Elle scruta alors la porte.

  • Je verrouille la porte. N'ouvrez à personne d'accord?
  • D'accord, s'étonna la saméenne du ton soudain sérieux de l'aubergiste.
  • Même si deux nigauds se présentent, vous ne leur ouvrez pas.
  • Ça marche. Est-ce que je peux me servir une dernière tournée?
  • Oui, mais ne videz pas mon stock. Je vérifierai les fûts à l'aube. Mamie ! C'est l'heure, mamie ! Elle est un peu, vous savez... sénile, dit-elle à Laya. Cela fait quelque temps qu'elle est dans le coin. Le gamin qui l'accompagne disait qu'il constatait des améliorations depuis leur séjour. D'ailleurs, ou est-ce qu'il a bien pu passé? commença-t-elle a se plaindre. Si je l'attrape en train de roupillé.
  • Ça va, ne vous dérangez pas, je vais la raccompagner à sa chambre.
  • Z'êtes sûre ?
  • Oui, ça va aller.
  • Merci, jeune fille. Heureusement que l'on peut encore compter sur de jeunes gens comme vous. Mamie, je vous laisse entre de bonnes mains ! Bonne nuit !
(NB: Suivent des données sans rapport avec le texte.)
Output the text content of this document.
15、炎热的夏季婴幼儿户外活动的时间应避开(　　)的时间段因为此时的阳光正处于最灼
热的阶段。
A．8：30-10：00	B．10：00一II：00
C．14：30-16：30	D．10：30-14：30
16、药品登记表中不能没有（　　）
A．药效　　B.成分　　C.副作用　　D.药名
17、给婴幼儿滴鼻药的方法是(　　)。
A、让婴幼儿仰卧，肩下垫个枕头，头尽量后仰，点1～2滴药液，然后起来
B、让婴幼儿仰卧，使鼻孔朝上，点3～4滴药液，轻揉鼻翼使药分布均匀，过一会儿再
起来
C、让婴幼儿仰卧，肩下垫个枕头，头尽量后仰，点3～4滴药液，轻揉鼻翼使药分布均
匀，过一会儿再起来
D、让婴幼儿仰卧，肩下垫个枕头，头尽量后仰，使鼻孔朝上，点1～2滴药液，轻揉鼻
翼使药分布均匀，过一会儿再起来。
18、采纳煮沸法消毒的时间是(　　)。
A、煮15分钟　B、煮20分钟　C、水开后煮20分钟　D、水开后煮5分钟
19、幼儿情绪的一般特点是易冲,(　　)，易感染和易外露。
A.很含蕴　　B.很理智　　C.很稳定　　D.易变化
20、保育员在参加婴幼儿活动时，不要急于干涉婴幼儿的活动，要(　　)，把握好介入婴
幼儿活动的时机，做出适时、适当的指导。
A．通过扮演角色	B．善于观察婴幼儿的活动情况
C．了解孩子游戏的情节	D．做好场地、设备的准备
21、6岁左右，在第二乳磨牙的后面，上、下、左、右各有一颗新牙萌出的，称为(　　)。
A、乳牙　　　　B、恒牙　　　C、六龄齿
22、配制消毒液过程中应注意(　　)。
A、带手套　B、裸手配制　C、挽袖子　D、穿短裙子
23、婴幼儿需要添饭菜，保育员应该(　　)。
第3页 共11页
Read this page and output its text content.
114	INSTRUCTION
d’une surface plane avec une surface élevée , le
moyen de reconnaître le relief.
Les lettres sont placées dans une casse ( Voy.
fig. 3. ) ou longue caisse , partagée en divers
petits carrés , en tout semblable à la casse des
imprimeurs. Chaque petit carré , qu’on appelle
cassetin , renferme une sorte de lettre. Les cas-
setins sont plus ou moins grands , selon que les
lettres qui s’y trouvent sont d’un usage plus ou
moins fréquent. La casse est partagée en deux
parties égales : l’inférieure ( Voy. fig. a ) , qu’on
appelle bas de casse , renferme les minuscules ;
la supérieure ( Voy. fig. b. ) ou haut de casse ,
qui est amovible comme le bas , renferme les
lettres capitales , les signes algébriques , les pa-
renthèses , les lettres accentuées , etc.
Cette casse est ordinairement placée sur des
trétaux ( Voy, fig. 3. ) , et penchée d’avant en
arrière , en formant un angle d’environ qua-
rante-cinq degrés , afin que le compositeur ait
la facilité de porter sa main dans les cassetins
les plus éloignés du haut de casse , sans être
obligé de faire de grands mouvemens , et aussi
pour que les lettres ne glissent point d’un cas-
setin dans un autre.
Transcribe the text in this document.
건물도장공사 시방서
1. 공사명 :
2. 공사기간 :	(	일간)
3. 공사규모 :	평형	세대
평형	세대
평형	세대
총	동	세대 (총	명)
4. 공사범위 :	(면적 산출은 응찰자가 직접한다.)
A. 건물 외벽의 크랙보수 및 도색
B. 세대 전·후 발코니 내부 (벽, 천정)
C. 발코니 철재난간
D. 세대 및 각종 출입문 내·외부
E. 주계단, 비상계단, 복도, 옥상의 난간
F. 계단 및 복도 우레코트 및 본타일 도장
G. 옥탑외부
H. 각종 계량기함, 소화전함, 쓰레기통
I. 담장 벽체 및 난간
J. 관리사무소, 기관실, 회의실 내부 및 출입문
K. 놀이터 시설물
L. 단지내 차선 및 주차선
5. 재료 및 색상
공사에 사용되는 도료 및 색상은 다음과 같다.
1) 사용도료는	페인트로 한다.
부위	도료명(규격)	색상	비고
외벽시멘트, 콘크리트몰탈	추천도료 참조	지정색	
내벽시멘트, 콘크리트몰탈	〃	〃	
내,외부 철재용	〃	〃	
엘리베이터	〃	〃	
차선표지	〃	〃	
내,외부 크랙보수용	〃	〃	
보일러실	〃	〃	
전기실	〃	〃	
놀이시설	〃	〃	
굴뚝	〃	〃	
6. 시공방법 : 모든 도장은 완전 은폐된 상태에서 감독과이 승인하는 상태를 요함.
Layalong ne fit qu'un signe d'approbation de la tête, trop occupée à dévorer son plat. Vu qu'aucune réponse n'émergea du fond de la pièce non plus, l'aubergiste sortit en faisant la moue. La jeune femme but sa dernière gorgée avant d'exulter. Lorsqu'elle finit, elle posa son assiette dans la bassine d'eau derrière le comptoir puis se dirigea en direction de la vieille femme en se curant les dents avec une lame fine qu'elle sortit d'un étui dissimulé à sa hanche. Elle s'assit en face de la vieillarde qui avait quitté des yeux les volets et la fixait droit dans les yeux.

  • Bonsoir Commandant, fit Layalong.